[Dovecot] How to get rid of locks

Daniel L. Miller dmiller at amfes.com
Sun Apr 8 10:29:09 EEST 2007


Timo Sirainen wrote:
> Although Dovecot is already read-lockless and it uses only short-lived 
> write locks, it's be really nice to just get rid of the locking 
> completely. :)
>
> I just figured out that O_APPEND is pretty great. If the operating 
> system updates seek position after writing to a file opened with 
> O_APPEND, writes to Dovecot's transaction log file can be made 
> lockless. I see that this works with Linux and Solaris, but not with 
> OS X. Could you BSD people try if it works there? 
> http://dovecot.org/tmp/append.c and see if it says "offset = 0" (bad) 
> or non-zero (yay). The O_APPEND at least doesn't work with NFS, so 
> it'll have to be optional anyway.
>
> Currently Dovecot always updates dovecot.index file after it has done 
> any changes. This isn't really necessary, because the changes are 
> already in transaction log, so the dovecot.index file can be read to 
> memory and the new changes applied on top of it from transaction log 
> (this is pretty much how mmap_disable=yes works). So I'm going to 
> change this to work so that the dovecot.index is updated only if a) 
> there are enough changes in transaction log (eg. 8kB or so) and b) it 
> can be write-locked without waiting.
>
> Maildir then. It has this annoying problem that readdir() can skip 
> files if another process is rename()ing them, causing Dovecot to think 
> that the message was expunged. The only way I could avoid this by 
> locking the maildir while synchronizing it. Today I noticed that this 
> doesn't happen with OS X. I'm not sure if I was just lucky or if there 
> really is something special implemented in it, because it doesn't work 
> anywhere else. I'm not sure if this is tied to HFS+, or if it will 
> work with zfs also (Solaris+zfs didn't work). So perhaps the locking 
> could be disabled while running with OS X.
>
> More importantly I figured out that it can also be avoided with 
> Linux+inotify. As long as the inotify event buffer doesn't overflow, 
> the full list of files can be read by combining the readdir() output 
> and files listed by inotify events. If the inotify buffer overflows 
> (highly unlikely), the operation can just be retried and it most 
> likely works the next time.
>
> So with these changes in place, changing a message flag or expunging a 
> message would usually result in:
>
>  - lockless write() call to dovecot.index.log
>  - lockless read()ing (or looking into mmaped) dovecot.index.log to 
> see if there's some new data besides what we just wrote that needs to 
> be synchronized to maildir
>  - rename() or unlink() calls to maildir. If a call return ENOENT, the 
> maildir needs to be readdir()ed with inotify enabled to find the new 
> filename.
>
> Not a single lock in the operation, assuming that dovecot.index file 
> wasn't updated.
>
> Assigning UIDs to newly delivered mails would require locking though. 
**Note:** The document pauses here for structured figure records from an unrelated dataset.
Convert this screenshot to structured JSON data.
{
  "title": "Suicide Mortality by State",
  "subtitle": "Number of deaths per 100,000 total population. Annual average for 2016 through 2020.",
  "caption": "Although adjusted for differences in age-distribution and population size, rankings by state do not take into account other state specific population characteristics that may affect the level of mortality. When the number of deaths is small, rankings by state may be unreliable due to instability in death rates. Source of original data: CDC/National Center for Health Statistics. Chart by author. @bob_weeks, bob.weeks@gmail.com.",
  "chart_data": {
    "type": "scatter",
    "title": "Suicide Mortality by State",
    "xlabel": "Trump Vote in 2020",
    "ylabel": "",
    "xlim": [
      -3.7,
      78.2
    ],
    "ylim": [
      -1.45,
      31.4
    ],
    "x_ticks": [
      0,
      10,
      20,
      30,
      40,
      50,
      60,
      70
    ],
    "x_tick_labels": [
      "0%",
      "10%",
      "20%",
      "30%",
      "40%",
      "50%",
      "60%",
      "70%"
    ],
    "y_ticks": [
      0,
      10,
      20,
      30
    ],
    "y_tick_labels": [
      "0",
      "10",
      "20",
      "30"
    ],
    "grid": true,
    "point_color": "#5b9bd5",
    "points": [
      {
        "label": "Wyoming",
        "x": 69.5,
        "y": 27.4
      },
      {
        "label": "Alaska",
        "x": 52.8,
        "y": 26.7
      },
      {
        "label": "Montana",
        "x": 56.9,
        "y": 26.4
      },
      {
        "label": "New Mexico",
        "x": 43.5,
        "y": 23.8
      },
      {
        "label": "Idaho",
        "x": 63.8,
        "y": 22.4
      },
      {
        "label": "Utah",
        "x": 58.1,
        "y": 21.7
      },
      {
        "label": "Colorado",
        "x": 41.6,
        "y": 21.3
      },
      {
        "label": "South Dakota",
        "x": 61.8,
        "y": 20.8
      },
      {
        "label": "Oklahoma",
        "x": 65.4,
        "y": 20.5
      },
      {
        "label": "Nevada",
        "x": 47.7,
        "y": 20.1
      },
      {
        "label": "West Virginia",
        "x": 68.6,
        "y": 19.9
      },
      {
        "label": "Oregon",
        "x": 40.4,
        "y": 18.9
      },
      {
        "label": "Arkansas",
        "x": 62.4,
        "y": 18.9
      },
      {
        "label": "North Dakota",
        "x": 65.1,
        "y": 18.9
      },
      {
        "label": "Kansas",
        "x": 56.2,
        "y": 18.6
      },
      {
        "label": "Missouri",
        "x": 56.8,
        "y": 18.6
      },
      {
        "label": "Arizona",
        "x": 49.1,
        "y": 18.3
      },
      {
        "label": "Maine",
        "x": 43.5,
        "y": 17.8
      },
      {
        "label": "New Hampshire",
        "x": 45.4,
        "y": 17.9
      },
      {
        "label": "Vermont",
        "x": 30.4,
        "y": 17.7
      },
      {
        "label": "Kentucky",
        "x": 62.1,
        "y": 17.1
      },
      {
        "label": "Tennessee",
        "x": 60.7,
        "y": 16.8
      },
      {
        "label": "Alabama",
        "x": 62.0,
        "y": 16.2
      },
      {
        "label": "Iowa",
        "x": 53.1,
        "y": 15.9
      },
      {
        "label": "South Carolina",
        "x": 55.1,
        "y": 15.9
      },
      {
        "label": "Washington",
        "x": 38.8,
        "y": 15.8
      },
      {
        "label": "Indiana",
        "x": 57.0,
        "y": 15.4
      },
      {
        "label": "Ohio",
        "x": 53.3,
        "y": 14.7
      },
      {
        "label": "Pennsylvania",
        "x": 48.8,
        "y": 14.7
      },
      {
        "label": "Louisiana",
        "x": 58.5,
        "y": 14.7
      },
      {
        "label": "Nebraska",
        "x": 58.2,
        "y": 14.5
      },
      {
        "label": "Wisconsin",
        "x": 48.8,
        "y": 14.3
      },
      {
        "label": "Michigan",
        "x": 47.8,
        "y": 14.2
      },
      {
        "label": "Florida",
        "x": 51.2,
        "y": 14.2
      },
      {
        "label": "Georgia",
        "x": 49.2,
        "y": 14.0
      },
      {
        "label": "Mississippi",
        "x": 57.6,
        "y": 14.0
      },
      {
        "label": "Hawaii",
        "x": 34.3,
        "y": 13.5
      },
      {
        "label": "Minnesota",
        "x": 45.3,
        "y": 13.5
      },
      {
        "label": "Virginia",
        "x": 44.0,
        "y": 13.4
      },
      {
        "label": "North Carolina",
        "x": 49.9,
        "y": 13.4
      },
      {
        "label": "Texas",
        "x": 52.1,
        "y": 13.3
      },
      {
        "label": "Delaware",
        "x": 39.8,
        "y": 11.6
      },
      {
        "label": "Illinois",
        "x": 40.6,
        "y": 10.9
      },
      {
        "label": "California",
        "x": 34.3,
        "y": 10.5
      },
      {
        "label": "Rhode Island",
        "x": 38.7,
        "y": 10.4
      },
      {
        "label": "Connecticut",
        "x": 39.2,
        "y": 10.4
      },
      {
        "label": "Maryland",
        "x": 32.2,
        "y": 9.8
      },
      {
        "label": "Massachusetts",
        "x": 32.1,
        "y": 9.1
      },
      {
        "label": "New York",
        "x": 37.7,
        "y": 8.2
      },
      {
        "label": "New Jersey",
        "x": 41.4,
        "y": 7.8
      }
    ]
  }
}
> dovecot-uidlist needs to be locked, and the UIDs need to be written to 
> dovecot.index.log file in the correct order, which can also be done 
> with dovecot-uidlist locking.
>
> Actually a single write() to dovecot.index.log isn't enough. I think 
> there needs to be some kind of a flag written to the beginning of the 
> transaction which marks the transaction as truly finished. If the flag 
> isn't there, any reader knows to stop and wait until the flag is set. 
> So this means that the writer needs to:
>
> 1. Do a single O_APPENDed write() call writing the whole transaction
> 2. Get the current offset with lseek(fd, 0, SEEK_CUR) (this is what 
> the append.c tester checks)
> 3. pwrite() the finished-flag to beginning of the transaction Except 
> at least with Linux pwrite() doesn't work if O_APPEND is enabled. 
> There are two ways to work around this:
>  a) fcntl(disable O_APPEND) + pwrite() + fcntl(enable O_APPEND)
>  b) Keep two file descriptors open for the transaction log. First with 
> O_APPEND flag and second without. pwrite() to the second one.
>
> a) is probably better because it doesn't waste file descriptors.
This is probably a scary thought, but . . . what would it take for the 
indexing part of Dovecot to be implemented via an API/plug-in model?  
I'm curious about the effect of using an external SQL engine (my vote 
would be Firebird) for processing these, and using a open plug-in method 
would allow for that without binding Dovecot to a particular implementation.